Golfo
ParadisoPieve
Ligure.
Dies ist einer der höchstgelegensten Küstenorte
der Riviera. Der antike Ortskern von Pieve liegt
160 Meter über dem Meer am Monte di Santa Croce,
der mit seinen 518 Metern diesem Ort einen natürlichen
Schutz bietet. An der Küste wechseln sich Olivenhaine
mit Strankiefern und kleinen Felsenriffen ab, und
die kleinen, gut zugänglichen Buchten sind
ein Mekka für die Taucher und Badegäste.
Das eigentliche Symbol von Pieve ist jedoch die
Mimose, die hier sehr verbreitet ist und mit ihrer
frühen Blüte die umliegenden Hügel
gelb färbt. Das Mimosenfest findet jedes Jahr
am zweiten Februarsonntag statt und ist die erste
von vielen Veranstaltungen dieses Dorfes im Laufe
des Jahres. Im Mai kann man an einer geführten
Wanderung auf den Monte Santa Croce von der Pfarrkirche
San Michele (17. Jahrhundert) aus teilnehmen. Von
hier aus führt ein Fußweg über die
halbe Höhe bis nach San Bernardo über
Bogliasco und man kommt auch am Oratorium von Sant'Antonio
(mit einer Serie von hölzernen Kruzifixen aus
der Schule des Maragliano) vorbei. Diese Wanderung
wird am zweiten Oktobersonntag wiederholt und hat
man dabei noch eine zweite Abstiegsmöglichkeit,
denn es findet ein Schaufliegen mit Gleitschirmen
statt. Für diesen Sport herrschen an den Hängen
über dem Meer ideale Bedingungen. Der Monat
Juli ist der Theater- und Jazzmonat, und der August
ist dem Meer gewidmet mit einem Tanzfest am Strand
und einem Wettfischen mit Netzen am zweiten Sonntag.
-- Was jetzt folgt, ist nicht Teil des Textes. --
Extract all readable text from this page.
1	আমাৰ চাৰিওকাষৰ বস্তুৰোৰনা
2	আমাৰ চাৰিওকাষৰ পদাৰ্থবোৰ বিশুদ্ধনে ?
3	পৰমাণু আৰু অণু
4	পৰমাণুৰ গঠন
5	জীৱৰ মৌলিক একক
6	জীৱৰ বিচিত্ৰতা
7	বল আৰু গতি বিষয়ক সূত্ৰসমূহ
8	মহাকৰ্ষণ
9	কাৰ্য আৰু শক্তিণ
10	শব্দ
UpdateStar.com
Santa Croce erreicht man über einen Weg mit
den vierzehn Stationen der Via Crucis, einem Kreuzweg
mit eisernen, zwei Meter hohen Kreuzen, oder auch
über die "Costa dei Misteri" die
deshalb so genannt wird, weil man hier an fünf
kleinen Marienkapellen mit Darstellungen aus dem
Rosenkranz vorbeikommt. Auf der Spitze des Berges
mit einem herrlichen Ausblick auf den Golfo Paradiso
befindet sich eine Wallfahrtskirche aus dem 12.
Jahrhundert und eine Berghütte.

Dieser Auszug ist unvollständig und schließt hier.